Nigel@nigelsmith’s email explains that her dad is sorry but he’s planning to be away for an extended period and that he feels it will be too emotionally complicated to begin a relationship now after all these years, but that he – this Nigel – has persuaded Mr Knox that he should at least make a gesture. Hence the cash.

‘What a cunt,’ says Lorna. Megan nods.

‘Gesture my eye,’ says Lorna. Megan nods again.

‘I’m going to send it back,’ says Lorna. Megan doesn’t nod this time. She frowns.

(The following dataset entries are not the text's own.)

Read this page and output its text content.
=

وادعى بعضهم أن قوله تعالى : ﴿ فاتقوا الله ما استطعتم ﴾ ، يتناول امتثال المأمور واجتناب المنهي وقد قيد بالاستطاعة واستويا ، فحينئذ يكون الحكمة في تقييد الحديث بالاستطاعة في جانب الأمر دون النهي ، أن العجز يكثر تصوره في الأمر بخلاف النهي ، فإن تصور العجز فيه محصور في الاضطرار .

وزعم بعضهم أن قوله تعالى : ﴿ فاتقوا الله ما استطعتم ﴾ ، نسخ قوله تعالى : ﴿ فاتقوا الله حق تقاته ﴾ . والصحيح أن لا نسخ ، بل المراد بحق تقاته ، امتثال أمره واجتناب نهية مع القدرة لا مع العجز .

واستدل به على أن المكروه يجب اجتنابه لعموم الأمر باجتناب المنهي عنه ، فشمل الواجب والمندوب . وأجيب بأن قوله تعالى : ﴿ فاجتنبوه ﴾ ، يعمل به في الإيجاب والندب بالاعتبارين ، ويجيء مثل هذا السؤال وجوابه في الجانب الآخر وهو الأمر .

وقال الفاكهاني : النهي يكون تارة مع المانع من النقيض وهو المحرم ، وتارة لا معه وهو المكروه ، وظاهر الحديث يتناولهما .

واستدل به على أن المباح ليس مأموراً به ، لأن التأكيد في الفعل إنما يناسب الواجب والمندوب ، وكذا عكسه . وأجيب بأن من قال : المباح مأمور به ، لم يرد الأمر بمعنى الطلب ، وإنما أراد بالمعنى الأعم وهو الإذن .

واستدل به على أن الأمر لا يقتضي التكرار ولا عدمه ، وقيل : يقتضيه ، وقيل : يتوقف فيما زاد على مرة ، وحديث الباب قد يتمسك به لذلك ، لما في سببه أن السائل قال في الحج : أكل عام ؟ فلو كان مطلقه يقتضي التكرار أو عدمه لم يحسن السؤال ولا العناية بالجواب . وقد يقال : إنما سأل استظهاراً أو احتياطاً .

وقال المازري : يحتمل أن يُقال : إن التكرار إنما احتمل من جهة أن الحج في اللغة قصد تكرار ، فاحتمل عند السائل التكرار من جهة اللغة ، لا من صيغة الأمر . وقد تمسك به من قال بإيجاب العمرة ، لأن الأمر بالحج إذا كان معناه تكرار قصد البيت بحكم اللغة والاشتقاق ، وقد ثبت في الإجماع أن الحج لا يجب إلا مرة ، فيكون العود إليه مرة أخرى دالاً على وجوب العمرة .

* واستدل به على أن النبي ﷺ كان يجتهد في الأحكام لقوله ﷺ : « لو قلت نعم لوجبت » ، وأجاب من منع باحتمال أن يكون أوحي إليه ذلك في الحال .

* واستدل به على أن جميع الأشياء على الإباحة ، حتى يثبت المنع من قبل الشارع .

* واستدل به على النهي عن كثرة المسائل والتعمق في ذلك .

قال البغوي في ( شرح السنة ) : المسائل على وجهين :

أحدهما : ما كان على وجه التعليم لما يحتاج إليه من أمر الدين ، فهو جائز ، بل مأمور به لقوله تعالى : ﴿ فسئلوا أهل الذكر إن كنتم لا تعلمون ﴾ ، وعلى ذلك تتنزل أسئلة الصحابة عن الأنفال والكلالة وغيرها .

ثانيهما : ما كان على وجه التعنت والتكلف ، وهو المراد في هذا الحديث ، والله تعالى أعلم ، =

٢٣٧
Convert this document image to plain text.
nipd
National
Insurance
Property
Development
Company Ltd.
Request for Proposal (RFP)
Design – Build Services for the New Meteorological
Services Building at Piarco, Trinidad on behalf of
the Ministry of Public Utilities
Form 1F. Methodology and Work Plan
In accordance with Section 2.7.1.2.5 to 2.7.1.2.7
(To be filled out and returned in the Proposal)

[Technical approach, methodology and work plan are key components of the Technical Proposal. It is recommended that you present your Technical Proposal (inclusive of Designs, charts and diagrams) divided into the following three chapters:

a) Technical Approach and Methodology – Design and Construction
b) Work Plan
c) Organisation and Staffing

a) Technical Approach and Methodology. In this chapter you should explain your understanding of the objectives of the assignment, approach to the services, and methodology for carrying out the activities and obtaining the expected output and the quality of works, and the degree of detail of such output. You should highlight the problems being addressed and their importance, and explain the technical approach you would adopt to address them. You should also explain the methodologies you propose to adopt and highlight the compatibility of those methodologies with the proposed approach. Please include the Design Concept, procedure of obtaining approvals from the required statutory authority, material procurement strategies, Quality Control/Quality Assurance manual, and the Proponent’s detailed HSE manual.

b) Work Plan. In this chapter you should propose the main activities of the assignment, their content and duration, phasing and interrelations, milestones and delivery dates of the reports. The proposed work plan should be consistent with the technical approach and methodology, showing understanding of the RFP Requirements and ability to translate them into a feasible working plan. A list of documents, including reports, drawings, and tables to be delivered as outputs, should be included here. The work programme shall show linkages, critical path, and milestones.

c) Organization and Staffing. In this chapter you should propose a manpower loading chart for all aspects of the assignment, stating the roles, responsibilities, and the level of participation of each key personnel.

She does that thing with her eyebrow.

‘You could do that,’ she says. ‘Or you could . . .’ She pauses meaningfully. Lorna feels she is missing something.

‘What?’ says Lorna.

‘I don’t know,’ Megan shrugs. ‘You could maybe sorta keep it. Spend it. Invest it. Build a future. You could – and here’s a wild and crazy idea – use it to stay here in California. In a nicer apartment maybe.’

‘I like this apartment.’

‘Whatever.’ Megan shrugs again.

‘Bollocks. Let’s watch the bleedin’ film.’

But it turns out that now neither of them can settle and by the time Spats Columbo’s men have machine-gunned their rivals, and before Curtis and Lemmon are even into their frocks, Lorna has inwardly acknowledged that Megan maybe had a point, this is the kind of break that people pray for. She shouldn’t let pride keep her poor. She zaps the DVD to pause.